The International Criminal Court starts its second trial Tuesday, focusing on a massacre that left more than 200 people dead and laid waste to their village in eastern Congo in 2003.Germain Katanga and Mathieu Ngudjolo are charged with three crimes against humanity and seven war crimes, including murder, rape, sexual enslavement and pillage for allegedly commanding the fighters responsible for the attack.
Prosecutors say they led two mobs of child soldiers and older militiamen who destroyed the village of Bogoro in Congo's mineral-rich Ituri province on Feb. 24, 2003, hacking to death many of their victims with machetes.
Women were raped and killed or taken as sexual slaves by the attackers, according to the indictment.
Fidel Nsita Luvengika, representing hundreds of victims, said Monday establishing the truth will allow them to mourn slain family members.
"Many victims don't know where their children are buried," he told reporters.
The court's rules allow victims to take part in trials and claim compensation for their suffering.
Victims in this case also include 10 former child soldiers forced qto take part in the attack.

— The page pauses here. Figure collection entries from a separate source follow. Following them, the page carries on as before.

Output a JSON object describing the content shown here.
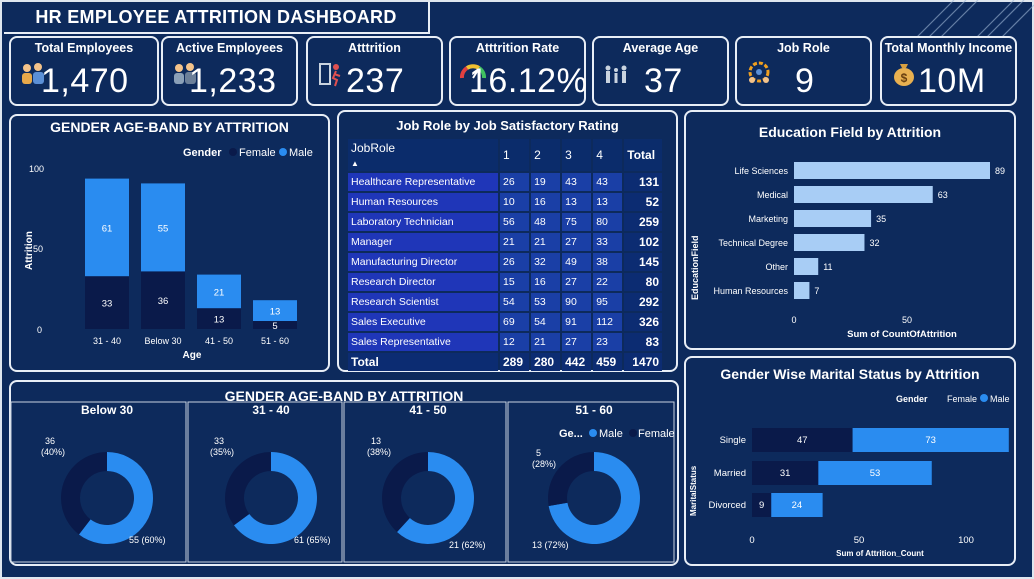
{
  "title": "HR EMPLOYEE ATTRITION DASHBOARD",
  "colors": {
    "background": "#0d2a5c",
    "female": "#0a1a4a",
    "male": "#2a8cf0",
    "edu_bar": "#a8cdf5"
  },
  "kpis": [
    {
      "label": "Total Employees",
      "value": "1,470",
      "icon": "people-icon"
    },
    {
      "label": "Active Employees",
      "value": "1,233",
      "icon": "people-icon"
    },
    {
      "label": "Atttrition",
      "value": "237",
      "icon": "exit-door-icon"
    },
    {
      "label": "Atttrition Rate",
      "value": "16.12%",
      "icon": "gauge-icon"
    },
    {
      "label": "Average Age",
      "value": "37",
      "icon": "family-icon"
    },
    {
      "label": "Job Role",
      "value": "9",
      "icon": "team-gear-icon"
    },
    {
      "label": "Total Monthly Income",
      "value": "10M",
      "icon": "money-bag-icon"
    }
  ],
  "age_band_chart": {
    "title": "GENDER AGE-BAND BY ATTRITION",
    "legend_title": "Gender",
    "legend": [
      "Female",
      "Male"
    ],
    "ylabel": "Attrition",
    "xlabel": "Age",
    "yticks": [
      "100",
      "50",
      "0"
    ]
  },
  "job_table": {
    "title": "Job Role by Job Satisfactory Rating",
    "headers": [
      "JobRole",
      "1",
      "2",
      "3",
      "4",
      "Total"
    ],
    "rows": [
      [
        "Healthcare Representative",
        "26",
        "19",
        "43",
        "43",
        "131"
      ],
      [
        "Human Resources",
        "10",
        "16",
        "13",
        "13",
        "52"
      ],
      [
        "Laboratory Technician",
        "56",
        "48",
        "75",
        "80",
        "259"
      ],
      [
        "Manager",
        "21",
        "21",
        "27",
        "33",
        "102"
      ],
      [
        "Manufacturing Director",
        "26",
        "32",
        "49",
        "38",
        "145"
      ],
      [
        "Research Director",
        "15",
        "16",
        "27",
        "22",
        "80"
      ],
      [
        "Research Scientist",
        "54",
        "53",
        "90",
        "95",
        "292"
      ],
      [
        "Sales Executive",
        "69",
        "54",
        "91",
        "112",
        "326"
      ],
      [
        "Sales Representative",
        "12",
        "21",
        "27",
        "23",
        "83"
      ]
    ],
    "total_row": [
      "Total",
      "289",
      "280",
      "442",
      "459",
      "1470"
    ]
  },
  "education_chart": {
    "title": "Education Field by Attrition",
    "ylabel": "EducationField",
    "xlabel": "Sum of CountOfAttrition",
    "xticks": [
      "0",
      "50"
    ]
  },
  "donut_section": {
    "title": "GENDER AGE-BAND BY ATTRITION",
    "legend_short": "Ge...",
    "legend": [
      "Male",
      "Female"
    ]
  },
  "marital_chart": {
    "title": "Gender Wise Marital Status by Attrition",
    "legend_title": "Gender",
    "legend": [
      "Female",
      "Male"
    ],
    "ylabel": "MaritalStatus",
    "xlabel": "Sum of Attrition_Count",
    "xticks": [
      "0",
      "50",
      "100"
    ]
  },
  "chart_data": [
    {
      "type": "bar",
      "title": "GENDER AGE-BAND BY ATTRITION",
      "stacked": true,
      "categories": [
        "31 - 40",
        "Below 30",
        "41 - 50",
        "51 - 60"
      ],
      "series": [
        {
          "name": "Female",
          "values": [
            33,
            36,
            13,
            5
          ]
        },
        {
          "name": "Male",
          "values": [
            61,
            55,
            21,
            13
          ]
        }
      ],
      "xlabel": "Age",
      "ylabel": "Attrition",
      "ylim": [
        0,
        100
      ]
    },
    {
      "type": "bar",
      "orientation": "horizontal",
      "title": "Education Field by Attrition",
      "categories": [
        "Life Sciences",
        "Medical",
        "Marketing",
        "Technical Degree",
        "Other",
        "Human Resources"
      ],
      "values": [
        89,
        63,
        35,
        32,
        11,
        7
      ],
      "xlabel": "Sum of CountOfAttrition",
      "ylabel": "EducationField",
      "xlim": [
        0,
        100
      ]
    },
    {
      "type": "pie",
      "title": "Below 30",
      "slices": [
        {
          "name": "Female",
          "value": 36,
          "label": "36",
          "pct": "(40%)"
        },
        {
          "name": "Male",
          "value": 55,
          "label": "55",
          "pct": "(60%)"
        }
      ]
    },
    {
      "type": "pie",
      "title": "31 - 40",
      "slices": [
        {
          "name": "Female",
          "value": 33,
          "label": "33",
          "pct": "(35%)"
        },
        {
          "name": "Male",
          "value": 61,
          "label": "61",
          "pct": "(65%)"
        }
      ]
    },
    {
      "type": "pie",
      "title": "41 - 50",
      "slices": [
        {
          "name": "Female",
          "value": 13,
          "label": "13",
          "pct": "(38%)"
        },
        {
          "name": "Male",
          "value": 21,
          "label": "21",
          "pct": "(62%)"
        }
      ]
    },
    {
      "type": "pie",
      "title": "51 - 60",
      "slices": [
        {
          "name": "Female",
          "value": 5,
          "label": "5",
          "pct": "(28%)"
        },
        {
          "name": "Male",
          "value": 13,
          "label": "13",
          "pct": "(72%)"
        }
      ]
    },
    {
      "type": "bar",
      "orientation": "horizontal",
      "stacked": true,
      "title": "Gender Wise Marital Status by Attrition",
      "categories": [
        "Single",
        "Married",
        "Divorced"
      ],
      "series": [
        {
          "name": "Female",
          "values": [
            47,
            31,
            9
          ]
        },
        {
          "name": "Male",
          "values": [
            73,
            53,
            24
          ]
        }
      ],
      "xlabel": "Sum of Attrition_Count",
      "ylabel": "MaritalStatus",
      "xlim": [
        0,
        120
      ]
    }
  ]
}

Their Belgian lawyer, Jean-Louis Gilissen, said he hopes the trial will allow them to rebuild their shattered lives.
"The reparation they are seeking is simply to have a future," he said.
The court's chief prosecutor, Luis Moreno Ocampo, said the Ituri conflict was part of a civil war that raged in Congo in the aftermath of neighboring Rwanda's 1994 genocide.

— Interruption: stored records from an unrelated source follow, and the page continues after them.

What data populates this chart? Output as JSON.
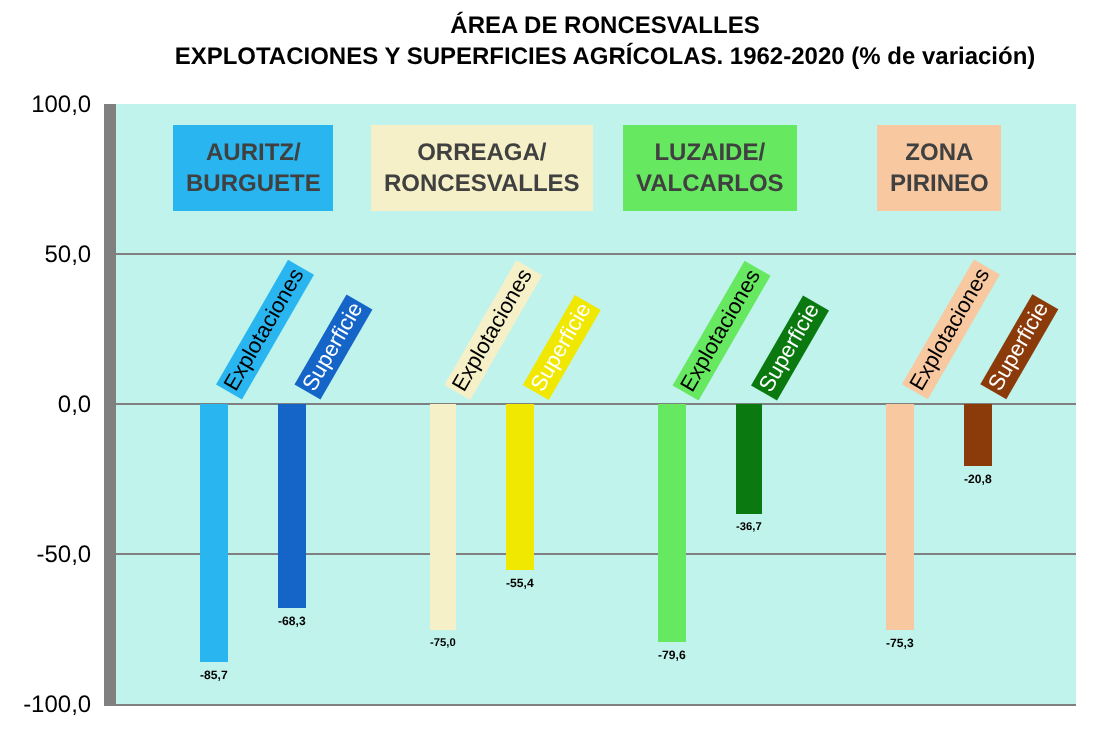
{
  "chart_data": {
    "type": "bar",
    "title": "ÁREA DE RONCESVALLES\nEXPLOTACIONES Y SUPERFICIES AGRÍCOLAS. 1962-2020 (% de variación)",
    "categories": [
      "AURITZ/\nBURGUETE",
      "ORREAGA/\nRONCESVALLES",
      "LUZAIDE/\nVALCARLOS",
      "ZONA\nPIRINEO"
    ],
    "series": [
      {
        "name": "Explotaciones",
        "colors": [
          "#29b6f0",
          "#f5f0c8",
          "#66e860",
          "#f8c8a0"
        ],
        "values": [
          -85.7,
          -75.0,
          -79.6,
          -75.3
        ],
        "value_labels": [
          "-85,7",
          "-75,0",
          "-79,6",
          "-75,3"
        ]
      },
      {
        "name": "Superficie",
        "colors": [
          "#1565c8",
          "#f0e800",
          "#0a7a10",
          "#8b3a0a"
        ],
        "values": [
          -68.3,
          -55.4,
          -36.7,
          -20.8
        ],
        "value_labels": [
          "-68,3",
          "-55,4",
          "-36,7",
          "-20,8"
        ]
      }
    ],
    "ylim": [
      -100,
      100
    ],
    "yticks": [
      {
        "value": -100,
        "label": "-100,0"
      },
      {
        "value": -50,
        "label": "-50,0"
      },
      {
        "value": 0,
        "label": "0,0"
      },
      {
        "value": 50,
        "label": "50,0"
      },
      {
        "value": 100,
        "label": "100,0"
      }
    ],
    "grid": "y",
    "legend": false
  }
}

Prosecutors plan to call 26 witnesses to support their case. In an indication of the ongoing climate of fear in Ituri, 21 of them will testify with their identities shielded from the public.
Prosecutors say Katanga, 31, led the Patriotic Resistance Force in Ituri, while Ngudjolo, 39, commanded the National Integrationist Front. Both are expected to enter pleas of not guilty.
One of Katanga's attorneys, Andreas O'Shea, said his client, "shares and sympathizes with the grief of the victims."
Ngudjolo's lawyer Jean-Pierre Kilenda said his client rejects the charges. "At no time did he concoct any criminal scheme to raze Bogoro village," Kilenda said.
The only other trial under way at the court, which began operations in 2002, also focuses on an alleged Congolese warlord active in Ituri, Thomas Lubanga, who is charged with recruiting and using child soldiers.
Former Congolese Vice President Jean-Pierre Bemba is in custody and is scheduled to go on trial next year for alleged crimes in the Central African Republic.
Others indicted by the court include Sudan's President Omar al-Bashir and two other Sudanese charged with atrocities in Darfur and the leaders of brutal Ugandan rebel group the Lord's Resistance Army. A former Lubanga supporter, Bosco Ntaganda, also has been indicted but remains at large in Congo.